I must have deleted 50 invitations from my Facebook (NYSE: FB) “friends” to play the online game Candy Crush. But not everyone finds them annoying. In fact, 93 million people actively play Candy Crush.
With a gaming platform on Facebook and an app for both Apple (NASDAQ: AAPL) and Google (NASDAQ: GOOG) Android devices, Candy Crush is one of the most popular games.
King Digital Entertainment is the company behind Candy Crush. And it just announced plans to raise $500 million in an IPO. The deal could value the business at $5.5 billion. That’s incredible when you consider that the company has raised a total of just $9 million since it’s founding in 2002.
King Digital Entertainment bears a lot of similarities to Zynga (NASDAQ: ZNGA). For investors considering this red-hot IPO, that isn’t a good thing.
Just take a look at Zynga’s performance since its December 2011 IPO.
78% of King Digital Entertainment’s revenue comes from Candy Crush. This incredible dependence on a single game makes the company extremely risky for investors.

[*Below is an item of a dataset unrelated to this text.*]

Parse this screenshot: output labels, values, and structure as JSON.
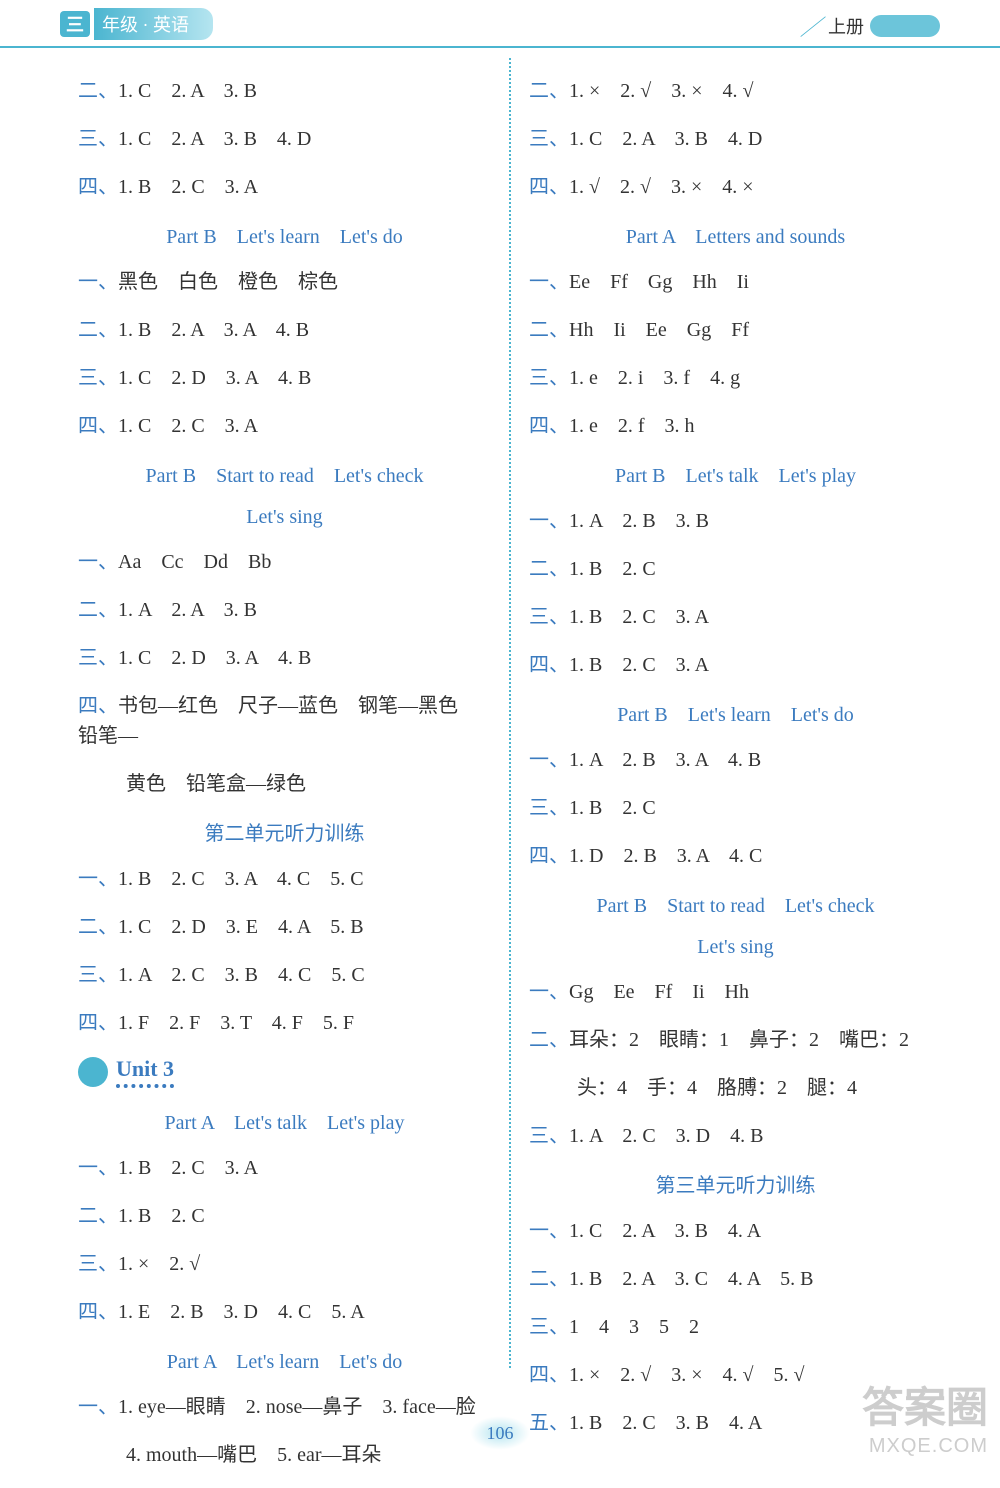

That’s because online games are like fads. A select few mobile games become “hits.” But the top games don’t remain on top for long, and they’re soon replaced by new alternatives. The fact is, users get bored and gaming companies fail if they are too dependent on individual games.
It is an unsustainable business model, especially in the case of King Digital Entertainment, which is totally dependent on its Candy Crush and Pet Rescue Saga games.
Some growth investors will be attracted to the company’s rapid growth. King Digital grew its profits an impressive 7,000% last year thanks to Candy Crush. Total revenues for the year were $1.88 billion.
However cracks are already beginning to emerge.
The company reported a sequential decline in quarterly revenue in the last quarter. The CEO explained this was a result of “the seasoning of our older games in certain markets among our more occasional customers.”
That is simply a complicated way of saying of “people got bored” that I have ever read. Users are already losing interest, and that’s very bad news for King Digital Entertainment.
The fact is, King Digital Entertainment is built on quickly moving mobile fads and their business model is designed to make the most of a game’s short lifespan. But with 78% of revenue coming from one game, what happens when users get bored and don’t move on to another game from the same company?
Not only does the end seem near, it seems that company executives know it. Since October, the company has paid out $504 million in dividends to its shareholders. That’s about the same amount that King Digital Entertainment now hopes to raise in the Candy Crush IPO.
With the founders and existing investors cashing out, it’s a good sign that this deal will be a flop. King Digital Entertainment is Zynga 2.0, and even growth investors should steer clear of the Candy Crush IPO.